From the migrant’s perspective, the difference between real expected future income in the United States compared their home country is most relevant in determining whether to purchase a visa. According to work by economists Michael Clemens, Claudio Montenegro, and Lant Pritchett, the lower-bound real annual wage gain adjusted for purchasing power parity (PPP) for a migrant with 9–12 years of education is $13,600. For a Mexican migrant, the real annual gain is $10,523. That wage increase beats the sheepskin effect of additional education. It’s a very good deal for the Mexican migrant to pay $15,000 upfront for an immediate annual increase in real wages of $10,523 that will continue so long as he works in the United States. They win big on this deal and, being the rational economic calculators that they are, will take advantage of it to a mutually beneficial extent.
Furthermore, this seems like a kitchen sink argument to me. The first criticism was that too many people will purchase the Gold Card while this criticism seems to be that too few will purchase a Gold Card because the price is so high and those who do purchase it will be reduced to penury. Compared to the current immigration system, this is a big improvement for migrants – to say nothing of the extra economic benefits to the United States.
There are many different ways to design a market-based visa system for the United States, either as an addition to the current immigration system or as a replacement for it. They range from IDEAL to auctions, immigration tariffs, and formulas. Political feasibility is an important consideration, but the most important consideration is whether the proposal will achieve its goals and benefit the United States more than the current system does. When those goals are met, then political feasibility should be considered in a very detailed way – but that needs to be tested against what the new system proposes and less on the current problems. In this way, a market-based visa system that raises substantial government revenue through visa sales has an attractiveness to policymakers and the public that the current system does not.

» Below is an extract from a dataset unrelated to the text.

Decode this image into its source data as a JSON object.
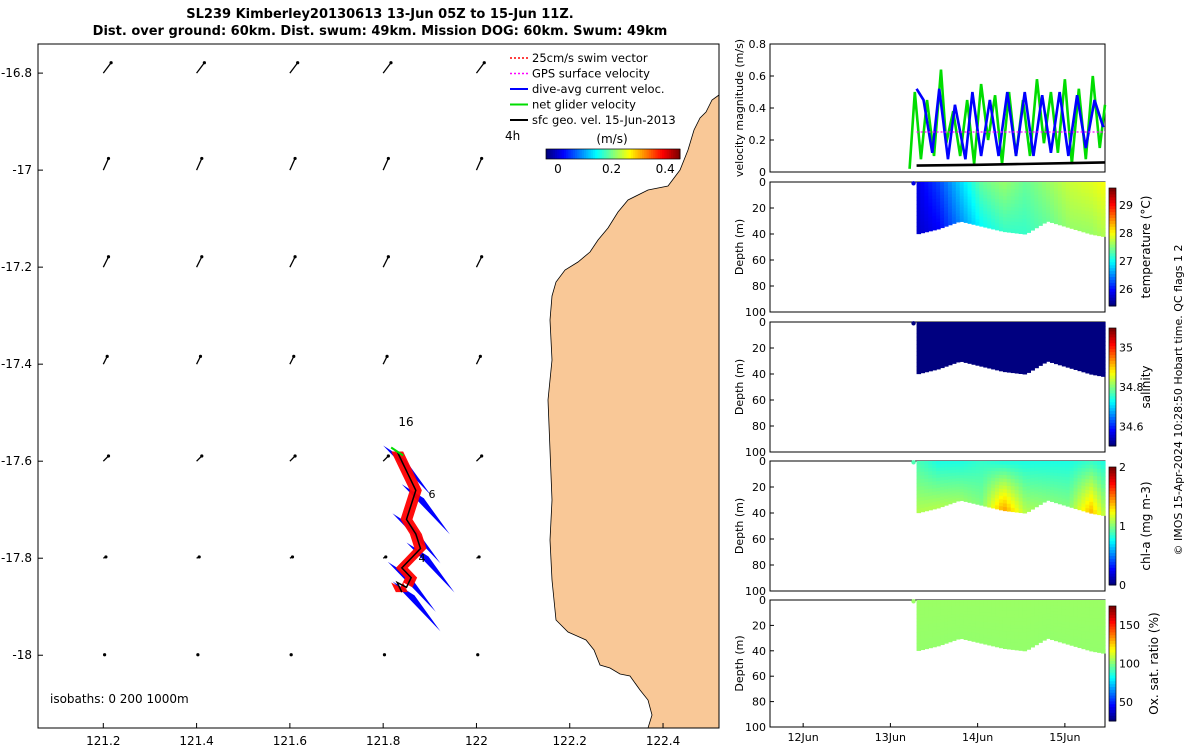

Economics is not the driving reason why Americans support or oppose immigration, but what if it was? Consider, for a moment, the scenario that Kopits lays out where about 6.5 million people in the first year under a Gold Card system individually pay the $15,000 tariff for a combined revenue increase of $97.5 billion for the U.S. Treasury. If that revenue was used to fund a tax cut or refund for the approximately 135 million native-born American workers, that would amount to about a $722 refund per American worker. Let’s ask Americans this: “If your taxes were guaranteed to fall by $724 per year by allowing in more immigrants, would you support allowing in more immigrants?” I suspect the answer would be quite different from a question that asked merely about increasing the numbers without any tax cut or refund.